Nicholas Cooke was a sea captain and merchant from Providence, Rhode Island. He sailed for and owned vessels with the town's wealthiest merchants. In 1766 when he was chosen to be a member of the board of the three-year-old Rhode Island College (later named Brown University), some trustees worried that he could not properly be considered a Baptist due to his past affiliations with the local Congregational Church. Cooke responded that he had, in fact, always been a Baptist on principle and had indeed been baptized by immersion in the Providence River (albeit a regularly occurring event on both sides of the River from a number of churches at this date).
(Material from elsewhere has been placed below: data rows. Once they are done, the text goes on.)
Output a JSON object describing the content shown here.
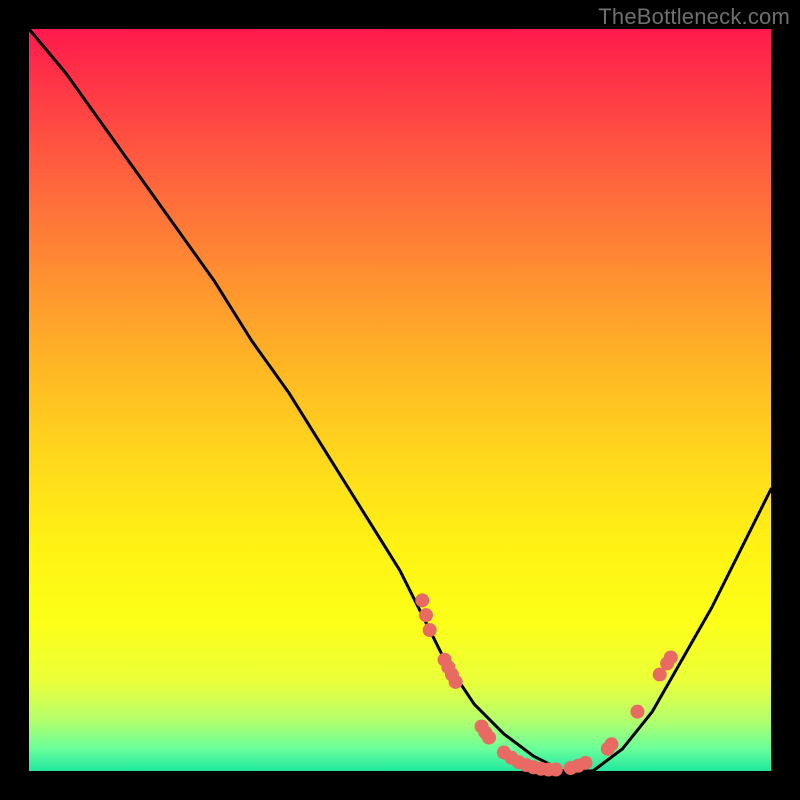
{
  "watermark": "TheBottleneck.com",
  "colors": {
    "background": "#000000",
    "curve": "#000000",
    "marker": "#e96a63",
    "gradient_top": "#ff1a4d",
    "gradient_bottom": "#20e8a0"
  },
  "chart_data": {
    "type": "line",
    "title": "",
    "xlabel": "",
    "ylabel": "",
    "xlim": [
      0,
      100
    ],
    "ylim": [
      0,
      100
    ],
    "x": [
      0,
      5,
      10,
      15,
      20,
      25,
      30,
      35,
      40,
      45,
      50,
      53,
      56,
      60,
      64,
      68,
      72,
      76,
      80,
      84,
      88,
      92,
      96,
      100
    ],
    "values": [
      100,
      94,
      87,
      80,
      73,
      66,
      58,
      51,
      43,
      35,
      27,
      21,
      15,
      9,
      5,
      2,
      0,
      0,
      3,
      8,
      15,
      22,
      30,
      38
    ],
    "notes": "Single V-shaped bottleneck curve on a rainbow gradient plot area.",
    "markers": [
      {
        "x": 53,
        "y": 23
      },
      {
        "x": 53.5,
        "y": 21
      },
      {
        "x": 54,
        "y": 19
      },
      {
        "x": 56,
        "y": 15
      },
      {
        "x": 56.5,
        "y": 14
      },
      {
        "x": 57,
        "y": 13
      },
      {
        "x": 57.5,
        "y": 12
      },
      {
        "x": 61,
        "y": 6
      },
      {
        "x": 61.5,
        "y": 5.2
      },
      {
        "x": 62,
        "y": 4.5
      },
      {
        "x": 64,
        "y": 2.5
      },
      {
        "x": 65,
        "y": 1.8
      },
      {
        "x": 66,
        "y": 1.2
      },
      {
        "x": 67,
        "y": 0.8
      },
      {
        "x": 68,
        "y": 0.5
      },
      {
        "x": 69,
        "y": 0.3
      },
      {
        "x": 70,
        "y": 0.2
      },
      {
        "x": 71,
        "y": 0.2
      },
      {
        "x": 73,
        "y": 0.4
      },
      {
        "x": 74,
        "y": 0.7
      },
      {
        "x": 75,
        "y": 1.1
      },
      {
        "x": 78,
        "y": 3.0
      },
      {
        "x": 78.5,
        "y": 3.6
      },
      {
        "x": 82,
        "y": 8.0
      },
      {
        "x": 85,
        "y": 13.0
      },
      {
        "x": 86,
        "y": 14.5
      },
      {
        "x": 86.5,
        "y": 15.3
      }
    ]
  }
}
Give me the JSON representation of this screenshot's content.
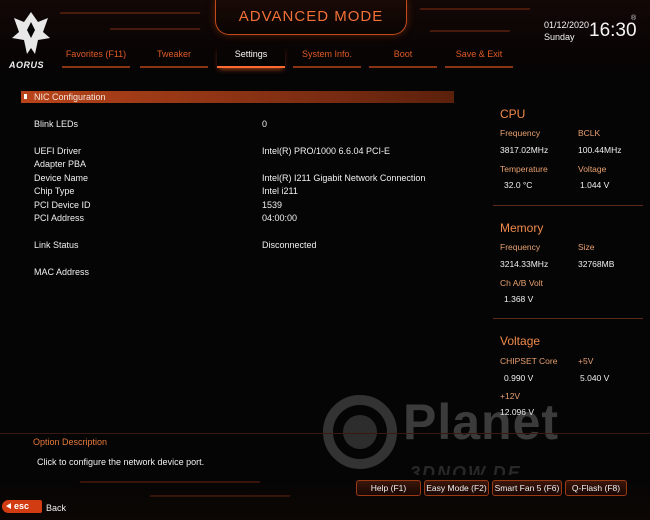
{
  "header": {
    "mode_title": "ADVANCED MODE",
    "brand": "AORUS",
    "date": "01/12/2020",
    "day": "Sunday",
    "time": "16:30",
    "reg_mark": "®"
  },
  "tabs": [
    {
      "label": "Favorites (F11)",
      "active": false
    },
    {
      "label": "Tweaker",
      "active": false
    },
    {
      "label": "Settings",
      "active": true
    },
    {
      "label": "System Info.",
      "active": false
    },
    {
      "label": "Boot",
      "active": false
    },
    {
      "label": "Save & Exit",
      "active": false
    }
  ],
  "section": {
    "title": "NIC Configuration"
  },
  "rows": [
    {
      "label": "Blink LEDs",
      "value": "0"
    },
    {
      "label": "UEFI Driver",
      "value": "Intel(R) PRO/1000 6.6.04 PCI-E"
    },
    {
      "label": "Adapter PBA",
      "value": ""
    },
    {
      "label": "Device Name",
      "value": "Intel(R) I211 Gigabit  Network Connection"
    },
    {
      "label": "Chip Type",
      "value": "Intel i211"
    },
    {
      "label": "PCI Device ID",
      "value": "1539"
    },
    {
      "label": "PCI Address",
      "value": "04:00:00"
    },
    {
      "label": "Link Status",
      "value": "Disconnected"
    },
    {
      "label": "MAC Address",
      "value": ""
    }
  ],
  "sidebar": {
    "cpu": {
      "title": "CPU",
      "frequency_label": "Frequency",
      "frequency": "3817.02MHz",
      "bclk_label": "BCLK",
      "bclk": "100.44MHz",
      "temperature_label": "Temperature",
      "temperature": "32.0 °C",
      "voltage_label": "Voltage",
      "voltage": "1.044 V"
    },
    "memory": {
      "title": "Memory",
      "frequency_label": "Frequency",
      "frequency": "3214.33MHz",
      "size_label": "Size",
      "size": "32768MB",
      "volt_label": "Ch A/B Volt",
      "volt": "1.368 V"
    },
    "voltage": {
      "title": "Voltage",
      "chipset_label": "CHIPSET Core",
      "chipset": "0.990 V",
      "p5v_label": "+5V",
      "p5v": "5.040 V",
      "p12v_label": "+12V",
      "p12v": "12.096 V"
    }
  },
  "option": {
    "title": "Option Description",
    "text": "Click to configure the network device port."
  },
  "footer": {
    "esc_label": "esc",
    "back_label": "Back",
    "buttons": [
      {
        "label": "Help (F1)"
      },
      {
        "label": "Easy Mode (F2)"
      },
      {
        "label": "Smart Fan 5 (F6)"
      },
      {
        "label": "Q-Flash (F8)"
      }
    ]
  },
  "watermark": {
    "text": "Planet",
    "sub": "3DNOW.DE"
  },
  "colors": {
    "accent": "#e05a26",
    "section_bar": "#b8441a",
    "background": "#050505"
  }
}
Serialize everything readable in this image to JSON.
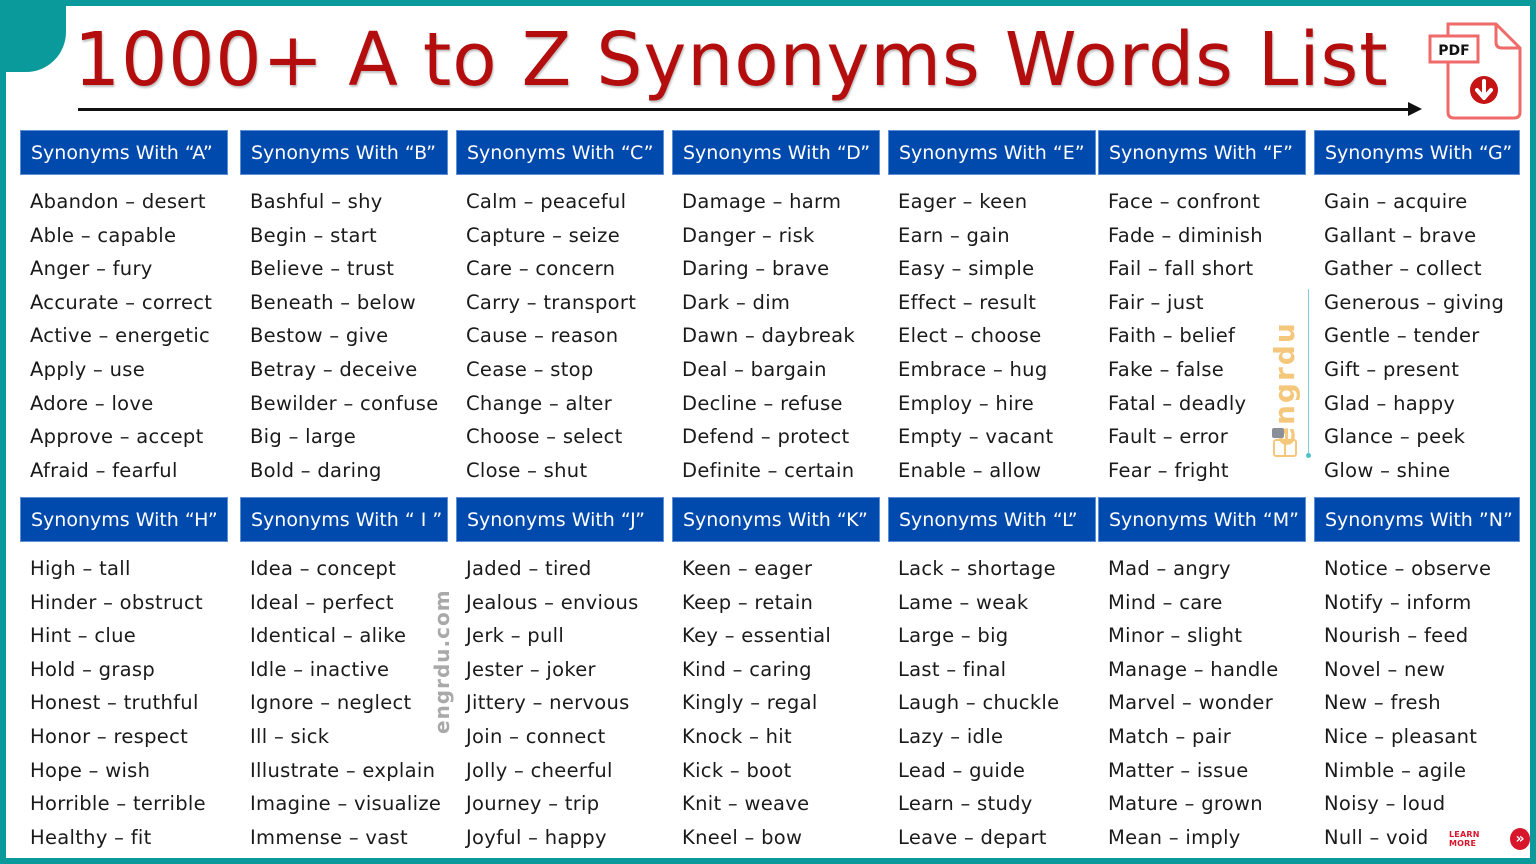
{
  "title": "1000+ A to Z Synonyms Words List",
  "pdf_icon": {
    "label": "PDF",
    "icon": "pdf-download-icon"
  },
  "colors": {
    "frame": "#0a9a9c",
    "title": "#b30d0d",
    "header_bg": "#0049ad",
    "learn_more": "#d8162b"
  },
  "watermarks": {
    "vertical_site": "engrdu.com",
    "brand": "engrdu"
  },
  "learn_more": {
    "label": "LEARN MORE",
    "icon": "double-chevron-right-icon"
  },
  "sections": [
    {
      "letter": "A",
      "header": "Synonyms With “A”",
      "items": [
        "Abandon – desert",
        "Able – capable",
        "Anger – fury",
        "Accurate – correct",
        "Active – energetic",
        "Apply – use",
        "Adore – love",
        "Approve – accept",
        "Afraid – fearful"
      ]
    },
    {
      "letter": "B",
      "header": "Synonyms With “B”",
      "items": [
        "Bashful – shy",
        "Begin – start",
        "Believe – trust",
        "Beneath – below",
        "Bestow – give",
        "Betray – deceive",
        "Bewilder – confuse",
        "Big – large",
        "Bold – daring"
      ]
    },
    {
      "letter": "C",
      "header": "Synonyms With “C”",
      "items": [
        "Calm – peaceful",
        "Capture – seize",
        "Care – concern",
        "Carry – transport",
        "Cause – reason",
        "Cease – stop",
        "Change – alter",
        "Choose – select",
        "Close – shut"
      ]
    },
    {
      "letter": "D",
      "header": "Synonyms With “D”",
      "items": [
        "Damage – harm",
        "Danger – risk",
        "Daring – brave",
        "Dark – dim",
        "Dawn – daybreak",
        "Deal – bargain",
        "Decline – refuse",
        "Defend – protect",
        "Definite – certain"
      ]
    },
    {
      "letter": "E",
      "header": "Synonyms With “E”",
      "items": [
        "Eager – keen",
        "Earn – gain",
        "Easy – simple",
        "Effect – result",
        "Elect – choose",
        "Embrace – hug",
        "Employ – hire",
        "Empty – vacant",
        "Enable – allow"
      ]
    },
    {
      "letter": "F",
      "header": "Synonyms With “F”",
      "items": [
        "Face – confront",
        "Fade – diminish",
        "Fail – fall short",
        "Fair – just",
        "Faith – belief",
        "Fake – false",
        "Fatal – deadly",
        "Fault – error",
        "Fear – fright"
      ]
    },
    {
      "letter": "G",
      "header": "Synonyms With “G”",
      "items": [
        "Gain – acquire",
        "Gallant – brave",
        "Gather – collect",
        "Generous – giving",
        "Gentle – tender",
        "Gift – present",
        "Glad – happy",
        "Glance – peek",
        "Glow – shine"
      ]
    },
    {
      "letter": "H",
      "header": "Synonyms With “H”",
      "items": [
        "High – tall",
        "Hinder – obstruct",
        "Hint – clue",
        "Hold – grasp",
        "Honest – truthful",
        "Honor – respect",
        "Hope – wish",
        "Horrible – terrible",
        "Healthy – fit"
      ]
    },
    {
      "letter": "I",
      "header": "Synonyms With “ I ”",
      "items": [
        "Idea – concept",
        "Ideal – perfect",
        "Identical – alike",
        "Idle – inactive",
        "Ignore – neglect",
        "Ill – sick",
        "Illustrate – explain",
        "Imagine – visualize",
        "Immense – vast"
      ]
    },
    {
      "letter": "J",
      "header": "Synonyms With “J”",
      "items": [
        "Jaded – tired",
        "Jealous – envious",
        "Jerk – pull",
        "Jester – joker",
        "Jittery – nervous",
        "Join – connect",
        "Jolly – cheerful",
        "Journey – trip",
        "Joyful – happy"
      ]
    },
    {
      "letter": "K",
      "header": "Synonyms With “K”",
      "items": [
        "Keen – eager",
        "Keep – retain",
        "Key – essential",
        "Kind – caring",
        "Kingly – regal",
        "Knock – hit",
        "Kick – boot",
        "Knit – weave",
        "Kneel – bow"
      ]
    },
    {
      "letter": "L",
      "header": "Synonyms With “L”",
      "items": [
        "Lack – shortage",
        "Lame – weak",
        "Large – big",
        "Last – final",
        "Laugh – chuckle",
        "Lazy – idle",
        "Lead – guide",
        "Learn – study",
        "Leave – depart"
      ]
    },
    {
      "letter": "M",
      "header": "Synonyms With “M”",
      "items": [
        "Mad – angry",
        "Mind – care",
        "Minor – slight",
        "Manage – handle",
        "Marvel – wonder",
        "Match – pair",
        "Matter – issue",
        "Mature – grown",
        "Mean – imply"
      ]
    },
    {
      "letter": "N",
      "header": "Synonyms With ”N”",
      "items": [
        "Notice – observe",
        "Notify – inform",
        "Nourish – feed",
        "Novel – new",
        "New – fresh",
        "Nice – pleasant",
        "Nimble – agile",
        "Noisy – loud",
        "Null – void"
      ]
    }
  ]
}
He added that if the Baptist Church had earlier adhered to the doctrine it espoused in 1766, he would have joined. The Board was persuaded and Cooke remained a trustee until his death. In 1770, he contributed ?45 toward the construction of the new college edifice. Cooke served as lieutenant governor of Rhode Island until Governor Wanton was deposed for his loyalty to the Crown in 1775. Cooke then took over the governorship for the first years of the Revolution.

Cooke's portrait has been attributed to John Greenwood, a Boston-born painter and engraver. Greenwood's father had been a prosperous merchant, but when he died, Greenwood sought to make a living as an engraver, apprenticing himself to Thomas Johnston. In 1745, he turned to painting full-time. At age twenty-five, he traveled to the Dutch Caribbean colony of Surinam, where he remained for five years. There he painted over a hundred portraits. His most famous work from this period, however, is the painting "Sea Captains Carousing in Surinam," in which a number of Rhode Island merchants are depicted drinking heartily around a large table. Captain Nicholas Cooke is present at the far end of the table smoking a long pipe. Unlike Greenwood's portrait of Cooke, most of his subjects are set against lavish backgrounds, attesting their affluence. Greenwood moved from Surinam to Holland, where he worked as an engraver, and finally settling in London in 1762, where he occupied himself as an art dealer for the remainder of his life.

In the 1960s this painting was glued to a masonite panel, irreversibly, by a well-intentioned paintings conservator, thus obscuring any evidence that might have confirmed the attribution to Greenwood.